En février 2019, Alexandre Bissonnette a été condamné par la Cour supérieure du Québec à purger une peine de prison à perpétuité sans possibilité de libération conditionnelle avant 40 ans. Puis, en novembre 2020, la Cour d’appel du Québec a réduit sa sentence à 25 ans d’incarcération avant de pouvoir demander une libération conditionnelle.
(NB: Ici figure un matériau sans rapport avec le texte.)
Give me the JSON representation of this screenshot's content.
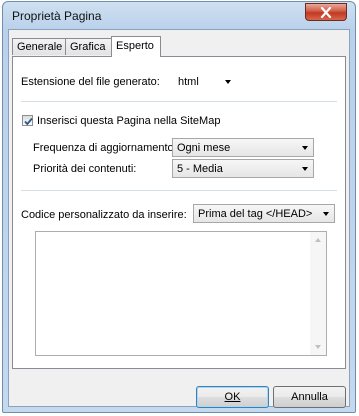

Cette sentence a subséquemment été maintenue par la Cour suprême du Canada.
Le plaignant dans ce dossier, Raymond Bissonnette, est le père d’Alexandre Bissonnette.
Griefs du plaignant
Grief 1 : information inexacte
Principe déontologique applicable
Qualités de l’information : « Les journalistes et les médias d’information produisent, selon les genres journalistiques, de l’information possédant les qualités suivantes : a) exactitude : fidélité à la réalité. » (article 9 a) du Guide de déontologie journalistique du Conseil de presse du Québec)
Le Conseil doit déterminer si le journaliste Nicolas St-Pierre et Le Journal de Québec ont transmis de l’information inexacte dans le passage de l’article retranscrit ci-dessous.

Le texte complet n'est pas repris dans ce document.